Professor Janet Hemingway similarly said her organisation needs to have people in laboratories: “We’re in a mix, because we’ve obviously got a lot of lab based activity, and you can’t do that remotely. And so we’ve got a dichotomy of the people working within the teams, a lot of those who are in the office space, and have virtual platforms so they can work from home, and those who are in the lab can’t do that.   

“So we try and make sure that even the people who could work virtually all the time, don’t, and that they come in, and work two or three days in the same space as everybody else. And that gets the teams working together.  

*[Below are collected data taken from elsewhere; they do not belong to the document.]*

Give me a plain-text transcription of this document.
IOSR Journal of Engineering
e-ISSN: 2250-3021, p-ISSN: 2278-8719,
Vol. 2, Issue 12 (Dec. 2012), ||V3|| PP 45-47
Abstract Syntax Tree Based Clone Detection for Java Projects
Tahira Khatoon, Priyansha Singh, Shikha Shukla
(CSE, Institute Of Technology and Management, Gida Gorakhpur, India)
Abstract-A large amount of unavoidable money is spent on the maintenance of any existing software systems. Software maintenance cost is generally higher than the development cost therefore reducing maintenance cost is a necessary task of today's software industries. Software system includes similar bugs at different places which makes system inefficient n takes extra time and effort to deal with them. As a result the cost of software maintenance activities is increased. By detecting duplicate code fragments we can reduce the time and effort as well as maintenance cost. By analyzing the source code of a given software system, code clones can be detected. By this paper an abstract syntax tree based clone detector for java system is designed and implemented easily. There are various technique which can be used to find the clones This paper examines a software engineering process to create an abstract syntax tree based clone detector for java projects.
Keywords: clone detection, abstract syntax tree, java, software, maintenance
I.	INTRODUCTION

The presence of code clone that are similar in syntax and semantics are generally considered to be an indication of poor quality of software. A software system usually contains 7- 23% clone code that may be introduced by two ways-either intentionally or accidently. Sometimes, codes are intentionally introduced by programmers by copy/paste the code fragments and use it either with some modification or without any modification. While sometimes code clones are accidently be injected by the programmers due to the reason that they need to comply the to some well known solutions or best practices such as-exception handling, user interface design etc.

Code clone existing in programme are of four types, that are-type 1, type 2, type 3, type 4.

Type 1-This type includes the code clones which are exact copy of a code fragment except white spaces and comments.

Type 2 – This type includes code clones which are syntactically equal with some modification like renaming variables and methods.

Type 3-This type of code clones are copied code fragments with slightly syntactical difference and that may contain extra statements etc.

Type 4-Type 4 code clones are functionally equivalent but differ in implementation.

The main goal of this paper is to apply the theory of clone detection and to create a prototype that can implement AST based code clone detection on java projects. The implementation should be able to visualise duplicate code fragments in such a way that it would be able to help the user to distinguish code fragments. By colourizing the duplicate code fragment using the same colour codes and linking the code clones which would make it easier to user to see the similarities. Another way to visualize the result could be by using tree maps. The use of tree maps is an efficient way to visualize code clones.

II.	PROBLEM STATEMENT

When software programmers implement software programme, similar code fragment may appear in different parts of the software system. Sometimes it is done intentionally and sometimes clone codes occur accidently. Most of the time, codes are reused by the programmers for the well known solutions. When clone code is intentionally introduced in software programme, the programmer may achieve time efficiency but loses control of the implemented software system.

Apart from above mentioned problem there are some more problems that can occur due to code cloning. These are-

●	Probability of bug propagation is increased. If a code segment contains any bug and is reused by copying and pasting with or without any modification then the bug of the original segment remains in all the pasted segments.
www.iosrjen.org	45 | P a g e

“The people who come and work for us largely are doing it because they get out of bed in the morning because they want to help,” she said.   

Zoe Wallace at Agent Marketing has an all-in culture and said anything else just isn’t conducive to working together in person. “We put our flag in the sand early days to say we want to be together, we want a culture where we come to work, especially with our younger people, we’ve had people who were relocated to Liverpool, and want to make friends in person,” she said..   

“More broadly, the worry is and I think there’s a ticking time bomb where we won’t know what the impact of not having junior colleagues in the office is going to be probably for another few years. Potentially we’ll turn around and go ‘where’s the capable talent? We haven’t we developed enough people?’”  

Gareth Hitchmough is an Audit Partner at Grant Thornton, he said: “As a firm, we’ve got lots of different service lines that work in different ways. Audit is client facing, which means we spent time with our clients all the time, and we continue to flex around their needs and put them at the forefront of our plans.

“Like Tania said, we have said to our audit teams we would like you to be working together as a team, whether at client premises or the office for around four days a week.

“We’ve got good attendance rates in the Liverpool office, and some of this is the city centre location which gives people the ability to meet up and spend time together.  The social aspect of any office is the glue that binds an office together and it’s really important to not lose sight of those aspects.”

Lesley Dixon, chief executive of PSP said: “We went out to our people that could work flexibly and asked them what they wanted to do. And basically, the consensus came around at least 40% of the time in the office, and people can spend more time if people want to be there more. They absolutely can. But we say at least 40% of the time in the office, or we have them as their team members and work in our shared life service who are out and about visiting clients.” 

It was useful to get a perspective on the property side. Leanne Katsande, head of commercial at Sciontec thinks deeply about how to make the workspaces conducive to a different and transformative way of working. “We found that the setting that we’ve got now, people want to enjoy a great workspace. I mean, the spine of it speaks for itself, doesn’t it? We took two floors of the Spine to offer serviced office on a by desk basis because we found that’s where the market has gone. After lockdown people just wanted that flexibility, really just you know, a one desk to desk, they want to tie in to any long term search that was really popular. What I found now is it’s gone full circle.”